No Cap ... LSAC Removes the Yearly Limit on Retaking the LSAT

To the LSAT-taking community, this week brings more LSAT news that might affect your study plans. And it’s good news for those of you who would like to take the LSAT as many times as you can to finally earn your target score.

The Law School Admission Council (LSAC) changed its policy on retaking the LSAT.

Previously, it limited the number of times you could take the LSAT to 3 times in one LSAT-year (which, for some reason, extends from June of one calendar year to May of the following year), 5 times in 5 LSAT-years, and 7 times in your natural lifetime.

As of the August 2023 exam, LSAC will remove that 3-LSATs-in-one-LSAT-year cap.

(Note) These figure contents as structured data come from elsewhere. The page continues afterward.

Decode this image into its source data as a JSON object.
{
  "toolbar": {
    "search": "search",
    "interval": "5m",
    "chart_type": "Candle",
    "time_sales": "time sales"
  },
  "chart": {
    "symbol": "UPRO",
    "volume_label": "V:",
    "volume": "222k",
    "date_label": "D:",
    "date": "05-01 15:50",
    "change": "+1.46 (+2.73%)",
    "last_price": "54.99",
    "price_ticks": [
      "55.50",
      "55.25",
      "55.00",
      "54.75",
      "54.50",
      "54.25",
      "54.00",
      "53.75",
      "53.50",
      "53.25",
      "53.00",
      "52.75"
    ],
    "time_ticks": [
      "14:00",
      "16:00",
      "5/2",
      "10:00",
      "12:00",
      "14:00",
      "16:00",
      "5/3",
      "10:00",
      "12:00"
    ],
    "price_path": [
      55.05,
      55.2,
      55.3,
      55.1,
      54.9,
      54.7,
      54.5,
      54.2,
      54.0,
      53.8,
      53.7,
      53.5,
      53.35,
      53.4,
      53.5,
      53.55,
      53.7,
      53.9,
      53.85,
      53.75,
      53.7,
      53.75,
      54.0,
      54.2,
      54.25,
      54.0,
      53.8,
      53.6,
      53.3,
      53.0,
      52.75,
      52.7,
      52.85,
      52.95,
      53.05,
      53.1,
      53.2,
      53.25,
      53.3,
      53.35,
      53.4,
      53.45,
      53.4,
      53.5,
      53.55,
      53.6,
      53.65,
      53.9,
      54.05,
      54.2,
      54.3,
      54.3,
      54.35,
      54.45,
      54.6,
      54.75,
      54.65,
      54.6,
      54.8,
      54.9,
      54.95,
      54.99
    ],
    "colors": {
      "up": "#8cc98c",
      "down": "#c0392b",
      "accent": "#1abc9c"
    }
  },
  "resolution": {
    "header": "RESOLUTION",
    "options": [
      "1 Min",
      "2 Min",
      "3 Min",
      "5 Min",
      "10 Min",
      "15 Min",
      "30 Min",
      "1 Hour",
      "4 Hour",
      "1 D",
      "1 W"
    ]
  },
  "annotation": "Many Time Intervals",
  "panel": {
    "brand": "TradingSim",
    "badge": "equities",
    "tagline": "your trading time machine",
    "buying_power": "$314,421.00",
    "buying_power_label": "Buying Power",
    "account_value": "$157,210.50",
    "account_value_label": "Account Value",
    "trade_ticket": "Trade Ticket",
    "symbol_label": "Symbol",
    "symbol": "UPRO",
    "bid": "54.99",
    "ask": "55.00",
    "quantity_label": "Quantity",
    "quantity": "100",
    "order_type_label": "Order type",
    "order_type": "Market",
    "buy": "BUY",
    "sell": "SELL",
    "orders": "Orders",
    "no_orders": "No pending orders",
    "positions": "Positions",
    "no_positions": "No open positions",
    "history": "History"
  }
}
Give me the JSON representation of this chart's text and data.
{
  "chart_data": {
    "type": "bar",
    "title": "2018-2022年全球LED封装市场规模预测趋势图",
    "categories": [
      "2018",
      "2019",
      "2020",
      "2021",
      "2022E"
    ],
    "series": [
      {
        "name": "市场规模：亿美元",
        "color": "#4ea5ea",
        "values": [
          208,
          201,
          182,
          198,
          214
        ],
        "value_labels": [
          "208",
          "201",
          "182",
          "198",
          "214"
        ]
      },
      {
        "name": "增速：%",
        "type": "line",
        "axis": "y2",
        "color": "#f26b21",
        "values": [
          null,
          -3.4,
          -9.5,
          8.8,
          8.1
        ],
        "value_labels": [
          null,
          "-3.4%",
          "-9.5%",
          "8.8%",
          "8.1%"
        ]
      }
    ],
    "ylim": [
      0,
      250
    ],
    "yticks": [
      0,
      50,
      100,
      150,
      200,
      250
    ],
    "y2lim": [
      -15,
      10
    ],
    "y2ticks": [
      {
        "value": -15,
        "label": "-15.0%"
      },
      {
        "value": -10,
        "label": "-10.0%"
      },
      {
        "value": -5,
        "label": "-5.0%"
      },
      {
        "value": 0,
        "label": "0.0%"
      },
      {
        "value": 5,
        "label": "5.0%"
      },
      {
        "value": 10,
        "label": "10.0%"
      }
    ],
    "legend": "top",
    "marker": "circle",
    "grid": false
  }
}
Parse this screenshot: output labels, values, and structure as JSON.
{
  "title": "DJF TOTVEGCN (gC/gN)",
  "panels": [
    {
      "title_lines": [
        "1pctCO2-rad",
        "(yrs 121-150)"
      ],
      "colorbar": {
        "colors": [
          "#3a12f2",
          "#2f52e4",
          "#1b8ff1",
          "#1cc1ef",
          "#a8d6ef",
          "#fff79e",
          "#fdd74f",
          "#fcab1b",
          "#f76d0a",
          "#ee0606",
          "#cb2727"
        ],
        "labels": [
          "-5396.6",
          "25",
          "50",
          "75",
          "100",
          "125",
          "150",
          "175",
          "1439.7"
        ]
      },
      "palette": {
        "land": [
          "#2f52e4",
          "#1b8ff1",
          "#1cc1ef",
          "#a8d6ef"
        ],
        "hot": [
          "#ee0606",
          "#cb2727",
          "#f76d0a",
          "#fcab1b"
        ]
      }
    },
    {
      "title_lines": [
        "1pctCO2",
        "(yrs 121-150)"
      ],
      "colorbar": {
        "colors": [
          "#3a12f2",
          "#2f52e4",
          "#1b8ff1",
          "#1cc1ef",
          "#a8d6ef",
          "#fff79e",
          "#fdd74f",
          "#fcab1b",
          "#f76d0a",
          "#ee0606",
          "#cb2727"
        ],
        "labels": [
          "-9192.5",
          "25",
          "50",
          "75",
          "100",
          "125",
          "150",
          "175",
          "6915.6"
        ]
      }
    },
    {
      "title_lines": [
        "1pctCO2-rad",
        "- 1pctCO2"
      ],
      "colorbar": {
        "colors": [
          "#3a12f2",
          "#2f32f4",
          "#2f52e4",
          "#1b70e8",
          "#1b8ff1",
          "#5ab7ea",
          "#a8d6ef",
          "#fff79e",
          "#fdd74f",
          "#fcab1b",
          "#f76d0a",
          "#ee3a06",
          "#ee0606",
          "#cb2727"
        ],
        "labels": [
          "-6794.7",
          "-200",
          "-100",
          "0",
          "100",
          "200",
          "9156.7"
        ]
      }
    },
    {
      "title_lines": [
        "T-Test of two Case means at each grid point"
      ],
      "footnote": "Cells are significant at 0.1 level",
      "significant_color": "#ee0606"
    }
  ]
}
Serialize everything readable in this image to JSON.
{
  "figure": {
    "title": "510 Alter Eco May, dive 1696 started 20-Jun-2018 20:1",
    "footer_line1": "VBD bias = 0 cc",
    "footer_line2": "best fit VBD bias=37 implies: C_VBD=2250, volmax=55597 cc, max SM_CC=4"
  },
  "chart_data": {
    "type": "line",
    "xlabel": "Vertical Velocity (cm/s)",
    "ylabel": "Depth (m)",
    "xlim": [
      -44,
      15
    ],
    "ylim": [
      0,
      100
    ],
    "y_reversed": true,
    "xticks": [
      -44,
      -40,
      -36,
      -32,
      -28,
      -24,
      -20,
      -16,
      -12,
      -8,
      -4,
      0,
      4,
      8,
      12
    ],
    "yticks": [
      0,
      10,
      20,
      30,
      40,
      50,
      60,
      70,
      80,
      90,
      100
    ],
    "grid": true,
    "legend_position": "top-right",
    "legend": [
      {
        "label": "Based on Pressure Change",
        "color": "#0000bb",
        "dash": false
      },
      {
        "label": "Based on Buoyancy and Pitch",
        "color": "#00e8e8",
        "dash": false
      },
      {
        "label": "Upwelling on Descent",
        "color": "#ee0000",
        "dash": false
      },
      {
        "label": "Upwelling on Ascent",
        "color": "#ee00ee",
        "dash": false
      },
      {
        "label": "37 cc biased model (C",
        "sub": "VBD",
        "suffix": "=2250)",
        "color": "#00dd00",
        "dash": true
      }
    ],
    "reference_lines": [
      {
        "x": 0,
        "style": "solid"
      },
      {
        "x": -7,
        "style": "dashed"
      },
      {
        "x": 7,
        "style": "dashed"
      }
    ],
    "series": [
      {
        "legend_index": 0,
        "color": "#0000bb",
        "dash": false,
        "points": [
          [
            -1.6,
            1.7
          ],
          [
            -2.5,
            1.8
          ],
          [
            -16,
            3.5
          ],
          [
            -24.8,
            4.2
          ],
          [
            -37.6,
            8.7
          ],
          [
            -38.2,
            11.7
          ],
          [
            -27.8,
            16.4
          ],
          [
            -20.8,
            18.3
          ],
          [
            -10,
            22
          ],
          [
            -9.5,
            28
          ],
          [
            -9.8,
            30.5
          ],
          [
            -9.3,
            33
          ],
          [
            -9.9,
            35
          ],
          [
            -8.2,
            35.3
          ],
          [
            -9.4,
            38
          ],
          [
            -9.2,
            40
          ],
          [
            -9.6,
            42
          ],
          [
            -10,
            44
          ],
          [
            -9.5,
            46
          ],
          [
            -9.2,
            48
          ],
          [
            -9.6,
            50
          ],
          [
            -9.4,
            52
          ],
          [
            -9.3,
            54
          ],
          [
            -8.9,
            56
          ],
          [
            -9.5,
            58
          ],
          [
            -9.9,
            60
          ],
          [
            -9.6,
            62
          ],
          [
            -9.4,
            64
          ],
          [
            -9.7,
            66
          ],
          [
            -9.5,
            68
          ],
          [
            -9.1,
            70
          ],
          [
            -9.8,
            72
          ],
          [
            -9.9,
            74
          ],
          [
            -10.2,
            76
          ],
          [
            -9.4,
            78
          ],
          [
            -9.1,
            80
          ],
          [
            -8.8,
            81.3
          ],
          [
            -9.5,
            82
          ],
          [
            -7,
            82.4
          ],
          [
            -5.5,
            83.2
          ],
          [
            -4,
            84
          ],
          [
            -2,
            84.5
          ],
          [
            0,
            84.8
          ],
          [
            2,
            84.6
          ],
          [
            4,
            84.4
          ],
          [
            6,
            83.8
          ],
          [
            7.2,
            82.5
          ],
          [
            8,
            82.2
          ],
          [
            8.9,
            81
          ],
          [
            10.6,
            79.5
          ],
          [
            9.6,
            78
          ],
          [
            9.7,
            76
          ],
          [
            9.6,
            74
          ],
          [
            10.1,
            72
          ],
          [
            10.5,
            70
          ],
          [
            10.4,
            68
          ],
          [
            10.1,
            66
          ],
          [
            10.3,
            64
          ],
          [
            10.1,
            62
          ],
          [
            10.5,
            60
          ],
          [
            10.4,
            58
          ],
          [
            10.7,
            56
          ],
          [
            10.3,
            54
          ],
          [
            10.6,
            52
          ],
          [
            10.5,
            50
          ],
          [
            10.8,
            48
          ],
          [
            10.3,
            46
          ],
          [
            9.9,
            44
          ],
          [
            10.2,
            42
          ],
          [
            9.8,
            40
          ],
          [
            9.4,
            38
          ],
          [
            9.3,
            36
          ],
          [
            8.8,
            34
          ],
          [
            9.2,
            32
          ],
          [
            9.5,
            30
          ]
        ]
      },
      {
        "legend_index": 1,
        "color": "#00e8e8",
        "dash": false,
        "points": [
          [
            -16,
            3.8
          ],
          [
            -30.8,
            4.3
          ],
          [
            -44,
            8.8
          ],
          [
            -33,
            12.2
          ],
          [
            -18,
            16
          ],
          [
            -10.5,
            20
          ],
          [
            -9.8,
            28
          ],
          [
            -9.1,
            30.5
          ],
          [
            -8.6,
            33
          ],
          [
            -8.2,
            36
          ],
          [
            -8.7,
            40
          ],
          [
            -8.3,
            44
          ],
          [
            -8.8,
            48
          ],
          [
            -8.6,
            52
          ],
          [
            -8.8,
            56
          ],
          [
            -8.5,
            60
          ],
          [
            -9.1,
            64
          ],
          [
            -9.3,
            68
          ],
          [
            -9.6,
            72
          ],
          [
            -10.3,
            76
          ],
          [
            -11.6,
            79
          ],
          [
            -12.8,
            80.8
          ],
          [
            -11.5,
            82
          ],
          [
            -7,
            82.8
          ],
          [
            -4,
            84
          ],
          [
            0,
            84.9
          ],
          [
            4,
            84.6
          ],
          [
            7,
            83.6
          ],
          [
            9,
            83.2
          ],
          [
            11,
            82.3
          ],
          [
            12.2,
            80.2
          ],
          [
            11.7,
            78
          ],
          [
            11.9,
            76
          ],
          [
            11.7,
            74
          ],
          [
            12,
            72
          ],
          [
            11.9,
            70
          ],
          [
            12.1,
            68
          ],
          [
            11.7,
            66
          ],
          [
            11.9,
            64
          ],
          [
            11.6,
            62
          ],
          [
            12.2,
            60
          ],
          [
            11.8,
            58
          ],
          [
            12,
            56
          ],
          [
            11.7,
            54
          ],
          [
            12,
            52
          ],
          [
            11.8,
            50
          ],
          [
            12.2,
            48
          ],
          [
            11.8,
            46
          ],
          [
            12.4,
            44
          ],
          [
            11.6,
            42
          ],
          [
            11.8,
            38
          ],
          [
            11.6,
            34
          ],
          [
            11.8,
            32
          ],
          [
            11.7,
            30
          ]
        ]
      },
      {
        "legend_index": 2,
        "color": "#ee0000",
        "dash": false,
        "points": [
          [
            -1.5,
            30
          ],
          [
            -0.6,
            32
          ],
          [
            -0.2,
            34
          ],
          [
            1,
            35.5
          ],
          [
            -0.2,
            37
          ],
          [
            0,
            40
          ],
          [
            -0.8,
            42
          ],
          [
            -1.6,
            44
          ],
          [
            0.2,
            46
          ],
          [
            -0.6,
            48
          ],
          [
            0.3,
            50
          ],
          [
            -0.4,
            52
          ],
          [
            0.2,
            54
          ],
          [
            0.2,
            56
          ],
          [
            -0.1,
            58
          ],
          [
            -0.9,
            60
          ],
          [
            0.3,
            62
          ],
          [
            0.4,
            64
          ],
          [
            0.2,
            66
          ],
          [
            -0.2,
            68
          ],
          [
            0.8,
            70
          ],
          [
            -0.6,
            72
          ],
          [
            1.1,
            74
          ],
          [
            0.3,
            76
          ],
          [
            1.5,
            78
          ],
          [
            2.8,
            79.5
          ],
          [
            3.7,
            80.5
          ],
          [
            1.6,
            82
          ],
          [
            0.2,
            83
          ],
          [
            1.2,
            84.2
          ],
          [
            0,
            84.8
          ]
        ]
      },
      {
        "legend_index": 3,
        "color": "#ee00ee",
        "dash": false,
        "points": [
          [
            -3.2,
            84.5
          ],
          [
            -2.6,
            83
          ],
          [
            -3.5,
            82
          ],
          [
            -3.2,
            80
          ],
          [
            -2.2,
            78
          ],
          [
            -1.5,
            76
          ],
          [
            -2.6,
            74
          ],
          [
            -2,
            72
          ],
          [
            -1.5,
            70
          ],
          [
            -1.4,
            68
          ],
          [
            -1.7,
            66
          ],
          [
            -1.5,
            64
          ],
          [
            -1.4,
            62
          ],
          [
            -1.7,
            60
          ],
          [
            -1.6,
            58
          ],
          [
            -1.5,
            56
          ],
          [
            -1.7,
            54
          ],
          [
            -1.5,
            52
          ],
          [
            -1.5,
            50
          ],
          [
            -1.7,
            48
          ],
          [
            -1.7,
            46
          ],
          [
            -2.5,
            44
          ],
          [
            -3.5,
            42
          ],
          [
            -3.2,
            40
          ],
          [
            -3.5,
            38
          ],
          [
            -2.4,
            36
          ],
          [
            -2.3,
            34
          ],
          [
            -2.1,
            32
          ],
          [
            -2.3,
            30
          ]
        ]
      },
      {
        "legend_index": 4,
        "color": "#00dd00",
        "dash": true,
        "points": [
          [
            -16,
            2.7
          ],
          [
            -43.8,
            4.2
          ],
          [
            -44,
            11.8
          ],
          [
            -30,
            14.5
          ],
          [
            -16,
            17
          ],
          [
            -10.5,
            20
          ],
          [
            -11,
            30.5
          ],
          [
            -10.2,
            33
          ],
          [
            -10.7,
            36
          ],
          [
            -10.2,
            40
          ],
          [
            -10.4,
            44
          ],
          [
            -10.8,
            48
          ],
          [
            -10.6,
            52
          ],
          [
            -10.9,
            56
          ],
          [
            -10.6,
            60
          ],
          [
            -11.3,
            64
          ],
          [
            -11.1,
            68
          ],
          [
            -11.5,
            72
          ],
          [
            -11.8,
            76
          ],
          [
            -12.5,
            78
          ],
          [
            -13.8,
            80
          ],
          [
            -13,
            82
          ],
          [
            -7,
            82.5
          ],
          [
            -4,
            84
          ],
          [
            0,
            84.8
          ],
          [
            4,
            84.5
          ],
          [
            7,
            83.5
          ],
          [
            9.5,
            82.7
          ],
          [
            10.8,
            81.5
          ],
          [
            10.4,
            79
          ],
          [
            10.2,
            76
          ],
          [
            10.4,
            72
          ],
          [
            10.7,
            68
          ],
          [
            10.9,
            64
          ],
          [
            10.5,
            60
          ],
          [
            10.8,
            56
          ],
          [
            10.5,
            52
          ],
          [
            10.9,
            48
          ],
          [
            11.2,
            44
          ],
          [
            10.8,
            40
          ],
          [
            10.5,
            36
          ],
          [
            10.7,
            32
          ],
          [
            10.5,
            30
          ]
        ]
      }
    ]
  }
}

Now the only limits on retaking the LSAT are the 5-LSATs-in-5-years cap and the 7-LSATs-on-this-mortal-coil cap. You will probably realize that this policy change, for all intents and purposes, does not remove the yearly limit so much as increase it. You can’t take the LSAT more than 5 times in a year without hitting the 5-LSATs-in-5-years cap. So, you’re now cut off at 5 LSATs in a year rather than 3. Not that anyone would want to take the LSAT more times than that.

There are a few exceptions and caveats and addenda. So, the following paragraph will get a little complicated. So, let’s get into our concentration zones and try to reconcile all of the following notes.

LSAC’s retake policy is forward-looking, not retroactive. So, LSATs taken before September 2019 will not count against these limits. Also, if you took one of the three-section “LSAT-Flex” exams held between May and August 2020, those won’t count toward these limits either. But, all other LSATs administered between September 2019 and August 2023 will count towards these limits. And that includes any LSAT on which you canceled your score, with or without the Score Preview option. Oh, and if you’ve scored a 180 since June 2017, you absolutely can’t take the LSAT again. (Not that you’d be reading this if you already earned a perfect score).

Got it? Great. We’ve done our due diligence in updating you on this policy. Now here’s what we really think about retaking the LSAT.

You can always retake the LSAT if you need to. And many law school applicants — including the most successful ones who gain admittance to their dream schools with bountiful scholarships — take the LSAT more than once.

But sitting for an LSAT exam takes energy, time, and money, so most people hope to take the LSAT only once or twice. We think that’s a reasonable goal. And a basic change to your study plan can make that an easily accomplishable goal.

As we discussed in this blog post, there’s no need to pick an LSAT date before you begin your study process. You can either choose your LSAT date or your LSAT score, but seldom both. It’s hard to predict how long the study process will take you. If you sign up for an LSAT before you’re ready to actually take the LSAT and earn a score that will leave you satisfied, you may end up rushing that process and sacrificing your LSAT score as a result.

Many students who sign up to take the LSAT too early end up earning a score far below what they’d earn had they simply waited until they were ready to take the test.* If someone actually took the LSAT 5 times in a year, they certainly weren’t ready to take at least 3 of those tests.

*This, by the way, is a major downside of in-person and live-online LSAT courses. These are scheduled courses designed to funnel their students into specific LSAT administrations. Some even prevent their students from accessing study materials after a specific LSAT date without paying an additional fee. These courses push their students to take specific LSAT administrations irrespective of whether their students are ready to take the LSAT at that time. A study-at-your-own-pace online course like LSATMax's allows students to study until they’re ready to take the LSAT.

So, rather than sign up to take the LSAT before you’re ready and risk retaking the LSAT more times than you’d like, simply wait to sign up. Wait until you’ve already started earning your target score on practice exams, or at least until you’re reasonably confident that you can start earning your target score in the 6 weeks between the registration deadline and test day. That way, you can limit the number of times you have to retake the exam.

Plus, limiting the number of retakes will make your eventual law school applications look better. Now, to be clear, law schools mostly just care about your highest LSAT score. That’s the only LSAT score they have to report to the ABA if they admit you. Law schools will, however, still see all of your LSAT scores and canceled scores from the last five years when you apply. I don’t know about you, but I’d much rather apply with a 160 and 170 on my score report rather than a 2 or 3 160s and a 170. The former looks like I’m someone who improved their LSAT-related skills dramatically. The latter might look like I’m a 160-level LSAT-taker who got quite lucky on 1 exam.

So, even with the increased yearly limit, we think it’s best to plan on taking the LSAT only once or twice. Which, of course, makes the increased yearly limit largely immaterial to your test plans. Perhaps, this increased yearly limit will slightly reduce the pressure you feel while taking any individual LSAT. If so, that’s a good thing. But the best policy is to focus on studying diligently and waiting until you’re ready, so you only have to take this exam, in the immortal words of one Ms. Stevie Nicks, maybe once, maybe twice.